Supporting renewable energy generation will come at a cost but is a price worth paying, according to the Director of the Energy Policy Research Group (EPRG) at the University of Cambridge, David Newbery.
The Cambridge academic stresses the need for Ireland to align its carbon taxes with GB in order to drive efficiencies within the Single Electricity Market (SEM), adding: “Getting the carbon price right is critical when it comes to supporting renewables. If not, then it’s a case of making up the shortfall.
“The reality is that an SEM carbon tax would likely not raise wholesale electricity prices much. Ireland should join with GB in establishing effective carbon price support. Such an approach would help correct trade distortions with GB electricity, while also raising revenues for the Irish Government.
“The second best option would be for Ireland to introduce a subsidy based on a valuation per MWh of the carbon dioxide displaced. However, corrective taxes are always better than subsidies.”
He explains that GB has taken the step of introducing a carbon tax equivalent to £18 per tonne of carbon dioxide on fossil fuels used to produce electricity. This is on top of the emissions prices paid, courtesy of the EU’s Emissions Trading Scheme (ETS).
He goes on to points out that an SEM carbon tax would also provide for a reduction in subsidies to renewables, which are paid for by consumers, adding: “A carbon tax on generation must be part of Ireland’s vision for 2030.”
Newbery, a deputy independent member of the SEM Committee, believes that Ireland is well positioned to develop significant renewable resources, particularly where wind is concerned.
“Ireland is currently in the top four in Europe in terms of its renewables’ share. The country must make optimal use of this potential. It is in this context that the DS3 programme will play such an important role.
“In the first instance, it will address the challenge associated with the variability of wind. Interconnectors will also play a major role in factoring the power of renewable energy sources within Europe’s electricity grids.

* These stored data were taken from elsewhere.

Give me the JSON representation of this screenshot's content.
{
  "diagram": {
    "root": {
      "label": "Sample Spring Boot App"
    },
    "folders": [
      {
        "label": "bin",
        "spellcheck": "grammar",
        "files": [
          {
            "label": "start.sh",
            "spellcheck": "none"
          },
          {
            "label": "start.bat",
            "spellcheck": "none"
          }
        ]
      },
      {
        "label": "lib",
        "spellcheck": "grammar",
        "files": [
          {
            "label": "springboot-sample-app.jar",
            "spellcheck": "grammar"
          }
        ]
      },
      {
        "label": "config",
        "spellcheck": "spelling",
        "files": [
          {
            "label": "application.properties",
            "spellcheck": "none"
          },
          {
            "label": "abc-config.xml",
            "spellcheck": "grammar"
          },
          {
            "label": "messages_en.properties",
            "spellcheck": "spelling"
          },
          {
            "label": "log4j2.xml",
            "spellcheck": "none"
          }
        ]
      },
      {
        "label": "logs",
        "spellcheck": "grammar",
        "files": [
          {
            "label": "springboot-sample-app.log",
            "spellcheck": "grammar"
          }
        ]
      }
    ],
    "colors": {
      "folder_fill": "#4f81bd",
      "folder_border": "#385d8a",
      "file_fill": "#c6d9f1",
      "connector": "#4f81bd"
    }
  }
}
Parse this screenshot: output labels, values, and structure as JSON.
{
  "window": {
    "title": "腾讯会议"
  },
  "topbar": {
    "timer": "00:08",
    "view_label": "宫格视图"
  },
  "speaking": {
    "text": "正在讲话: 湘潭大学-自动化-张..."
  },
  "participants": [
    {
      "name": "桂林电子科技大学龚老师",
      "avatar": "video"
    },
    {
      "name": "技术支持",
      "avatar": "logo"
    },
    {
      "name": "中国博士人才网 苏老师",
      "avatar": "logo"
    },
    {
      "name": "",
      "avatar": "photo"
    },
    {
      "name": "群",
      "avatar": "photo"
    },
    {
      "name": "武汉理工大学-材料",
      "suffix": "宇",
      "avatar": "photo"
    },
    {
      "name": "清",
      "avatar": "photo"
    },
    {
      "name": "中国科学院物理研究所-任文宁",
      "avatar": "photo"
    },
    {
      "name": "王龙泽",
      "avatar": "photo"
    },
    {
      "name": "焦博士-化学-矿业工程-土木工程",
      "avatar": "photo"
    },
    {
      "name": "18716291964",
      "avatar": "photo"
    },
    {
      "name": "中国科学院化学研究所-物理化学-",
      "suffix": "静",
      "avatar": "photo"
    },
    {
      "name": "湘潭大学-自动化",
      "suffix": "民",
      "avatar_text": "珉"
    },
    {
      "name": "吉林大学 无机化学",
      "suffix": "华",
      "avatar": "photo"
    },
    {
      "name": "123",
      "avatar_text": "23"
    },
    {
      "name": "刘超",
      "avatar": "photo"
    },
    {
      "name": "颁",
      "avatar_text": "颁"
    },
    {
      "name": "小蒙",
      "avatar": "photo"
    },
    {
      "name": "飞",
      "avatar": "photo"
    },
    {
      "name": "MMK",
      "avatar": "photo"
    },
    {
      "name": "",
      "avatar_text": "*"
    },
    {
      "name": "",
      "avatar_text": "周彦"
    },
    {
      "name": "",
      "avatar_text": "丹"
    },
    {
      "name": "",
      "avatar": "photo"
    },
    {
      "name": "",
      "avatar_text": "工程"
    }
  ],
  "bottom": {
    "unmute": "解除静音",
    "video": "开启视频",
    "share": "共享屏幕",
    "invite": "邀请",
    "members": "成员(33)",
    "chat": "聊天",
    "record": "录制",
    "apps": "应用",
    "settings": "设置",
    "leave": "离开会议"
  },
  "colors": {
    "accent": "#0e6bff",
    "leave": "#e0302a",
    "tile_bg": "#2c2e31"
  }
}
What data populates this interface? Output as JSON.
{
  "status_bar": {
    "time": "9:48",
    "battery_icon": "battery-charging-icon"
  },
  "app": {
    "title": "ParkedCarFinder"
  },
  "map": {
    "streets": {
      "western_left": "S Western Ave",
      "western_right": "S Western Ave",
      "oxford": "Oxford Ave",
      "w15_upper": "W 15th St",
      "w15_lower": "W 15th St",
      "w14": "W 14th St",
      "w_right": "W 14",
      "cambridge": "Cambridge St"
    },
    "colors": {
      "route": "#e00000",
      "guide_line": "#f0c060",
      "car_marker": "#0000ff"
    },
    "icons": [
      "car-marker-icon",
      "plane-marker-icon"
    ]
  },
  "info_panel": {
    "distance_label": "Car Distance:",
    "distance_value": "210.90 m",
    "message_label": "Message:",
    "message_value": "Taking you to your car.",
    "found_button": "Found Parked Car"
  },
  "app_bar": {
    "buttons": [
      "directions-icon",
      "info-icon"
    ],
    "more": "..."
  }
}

“We need a faster, more flexible response, when it comes to making best use of renewable energy sources. At the present time, fossil fuel sources are delivering the inertia required by the Irish market.”
Newbery believes that the new Irish interconnector will deliver for the island as a whole and serve to help buffer both high and low wind penetration.
“Auctions are helping to dramatically cut prices. Where offshore wind is concerned, we could be looking at a factor of almost a half. Auctions are also better than bureaucrats when it comes to reducing costs.”
According to Newbery, market coupling ensures the efficient use of interconnectors so that the higher-price market always imports electricity from the lower-price market. Introducing a carbon tax in one of the connected markets distorts trade if the increased cost of electricity on one side of the interconnector changes flows, resulting in deadweight losses. In all cases, carbon taxes transfer revenue abroad at a cost to the domestic economy.
Addressing the concept of “learning spill overs”, where the adoption of renewable energy technologies are concerned, he confirms that renewable electricity, particularly solar PV and wind, creates external benefits of learning-by-doing that substantially drive down costs and reduce CO2 emissions.
“Most renewable technologies are not yet competitive on cost with mature carbon-intensive technologies, but by stimulating their production and deployment, future costs will be lower thanks to learning-by-doing and, if they become competitive in future, we will see a global impact regarding their uptake.
“Learning-by-doing creates unrewarded spill overs that reduce later costs. This principle justifies quite a large subsidy for solar PV and rather less for wind. But it’s important to subsidise installation, not output.”
According to the Cambridge academic, the internationally installed capacity of solar PV had generated some $100-170 billion in the present discounted value of future cost reductions, and by 2018, solar PV was competitive without subsidy in many sunny countries like Chile.
A carbon tax on generation must be part of Ireland’s vision for 2030.
Together, the top six countries using solar PV contributed 80 per cent of this investment in future cost reduction benefits. Newbery also confirms that doubling output of solar panels brings about a 20 per cent net reduction in unit costs.
Referring to the “learning rate” that is associated with the adoption of wind technologies, he highlights that International Renewable Energy Agency (IRENA) figures confirm this trend to be in the region of 12 per cent. He points out that the halving of the cost of supporting off-shore wind in the recent UK auctions is a dramatic example of the benefits of assuring a future market on which to develop production capabilities and the supply chain.
Mission Innovation, a project which has seen 22 countries pledge to double clean energy research and development, launched at the COP21 summit in Paris, has a clear ambition to drive the principle of learning-by-doing around the world.
“Learning spill overs need renumeration. This comes, almost entirely, from making and installing the renewable generation equipment,” says Newbery. “Subsidy should be targeted on the source of learning, acting as an investment aid. This approach reduces the cost of capital, risk and debt finance.
“In addition, it does not amplify the benefits of high wind or sun. In other words, it does not over reward favoured locations, where a specific renewable is concerned.”
Concluding, Newbery says that an overarching policy goal, in terms of underpinning renewables, is to devise ways of collectively financing research and development, so that the individual costs are smaller than the individual benefits of avoiding climate damage for each country involved.